Molly Wickham, a member of the Gidimt’en clan (right) with fellow protestor on Morice River road protesting the injunction to let Coastal Gas onto their territory on December 17, 2018 | Photo by Sawyer Bogdan
After a judged approved an injunction against the Unist’ot’en for blocking the Morice River Bridge, other Wet’suwet’en clans have stepped in.
The blockade has been moved onto Cas Yika territory, a member of the Gidimt’en clan 44 km before Unist’ot’en territory.
Molly Wickham, a member of the Gidimt’en clan, said the five clans of the Wet’suwet’en are banning together to protect their territory.
“Now that the injunction has come down it’s a safety risk to all of our territories and all of the people on the territories,” said Wickham.
Wickham is one of the people enforcing the access checkpoint alone the Morice River logging road.
She said they are only letting those through who are going to be respectful and not damage the land.
At this point, they are letting all Canfor Sawmill trucks come and go along the road.
At a court hearing on Friday, a judge stated they had until Monday at 3:30 pm to let Coastal Gas Links onto the Unist’ot’en territory to start construction.

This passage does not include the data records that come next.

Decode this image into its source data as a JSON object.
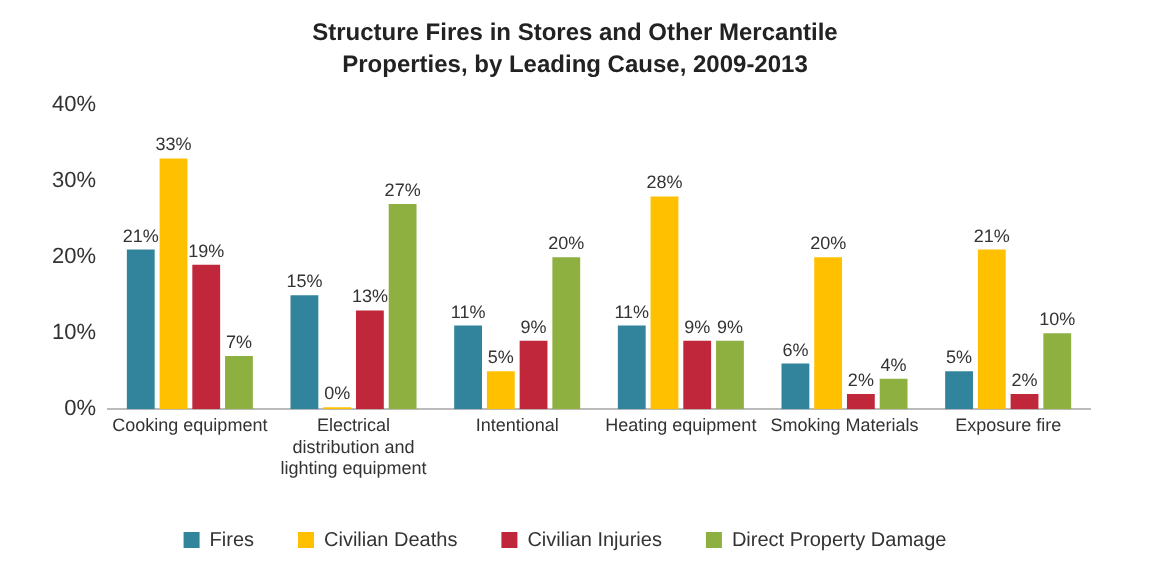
{
  "chart_data": {
    "type": "bar",
    "title": "Structure Fires in Stores and Other Mercantile Properties, by Leading Cause, 2009-2013",
    "categories": [
      "Cooking equipment",
      "Electrical distribution and lighting equipment",
      "Intentional",
      "Heating equipment",
      "Smoking Materials",
      "Exposure fire"
    ],
    "series": [
      {
        "name": "Fires",
        "color": "#31849b",
        "values": [
          21,
          15,
          11,
          11,
          6,
          5
        ],
        "value_labels": [
          "21%",
          "15%",
          "11%",
          "11%",
          "6%",
          "5%"
        ]
      },
      {
        "name": "Civilian Deaths",
        "color": "#ffc000",
        "values": [
          33,
          0,
          5,
          28,
          20,
          21
        ],
        "value_labels": [
          "33%",
          "0%",
          "5%",
          "28%",
          "20%",
          "21%"
        ]
      },
      {
        "name": "Civilian Injuries",
        "color": "#c0273b",
        "values": [
          19,
          13,
          9,
          9,
          2,
          2
        ],
        "value_labels": [
          "19%",
          "13%",
          "9%",
          "9%",
          "2%",
          "2%"
        ]
      },
      {
        "name": "Direct Property Damage",
        "color": "#8db040",
        "values": [
          7,
          27,
          20,
          9,
          4,
          10
        ],
        "value_labels": [
          "7%",
          "27%",
          "20%",
          "9%",
          "4%",
          "10%"
        ]
      }
    ],
    "ylim": [
      0,
      40
    ],
    "yticks": [
      {
        "value": 0,
        "label": "0%"
      },
      {
        "value": 10,
        "label": "10%"
      },
      {
        "value": 20,
        "label": "20%"
      },
      {
        "value": 30,
        "label": "30%"
      },
      {
        "value": 40,
        "label": "40%"
      }
    ],
    "grid": false,
    "legend": "bottom"
  }
}
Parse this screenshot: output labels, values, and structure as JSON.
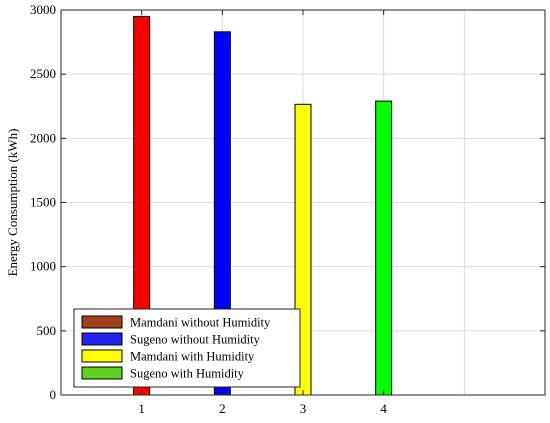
{
  "chart_data": {
    "type": "bar",
    "x": [
      1,
      2,
      3,
      4
    ],
    "categories": [
      "1",
      "2",
      "3",
      "4"
    ],
    "values": [
      2950,
      2830,
      2265,
      2290
    ],
    "bar_colors": [
      "#ff0000",
      "#0000ff",
      "#ffff00",
      "#00ff00"
    ],
    "title": "",
    "xlabel": "",
    "ylabel": "Energy Consumption (kWh)",
    "xlim": [
      0,
      6
    ],
    "ylim": [
      0,
      3000
    ],
    "yticks": [
      0,
      500,
      1000,
      1500,
      2000,
      2500,
      3000
    ],
    "xticks": [
      1,
      2,
      3,
      4
    ],
    "grid": true,
    "legend": {
      "placement": "bottom-left",
      "entries": [
        {
          "label": "Mamdani without Humidity",
          "color": "#a0421c"
        },
        {
          "label": "Sugeno without Humidity",
          "color": "#2222ee"
        },
        {
          "label": "Mamdani with Humidity",
          "color": "#ffff00"
        },
        {
          "label": "Sugeno with Humidity",
          "color": "#5fd21f"
        }
      ]
    }
  }
}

As of 8 pm Monday night no one had shown up to enforce the injunction.
The temporary injunction is in place until May 31, 2019, to give the Unist’ot’en more time to prepare a response.
The Coastal Gas Links pipeline is part of the LNG project, estimated to generate $23-billion in public revenue over the next 40 years in BC.
The project is estimated to employee 10,000 people in the construction of the pipeline and then 950 people once they finish construction.
The Hereditary Chefs are the ones who have the final say and the power to make agreements on behalf of the nation about their territories.
Chief Na’mocks Hereditary Chief of the Wet’suwet’en said the Hereditary Chiefs have not given LNG permission to go onto the land.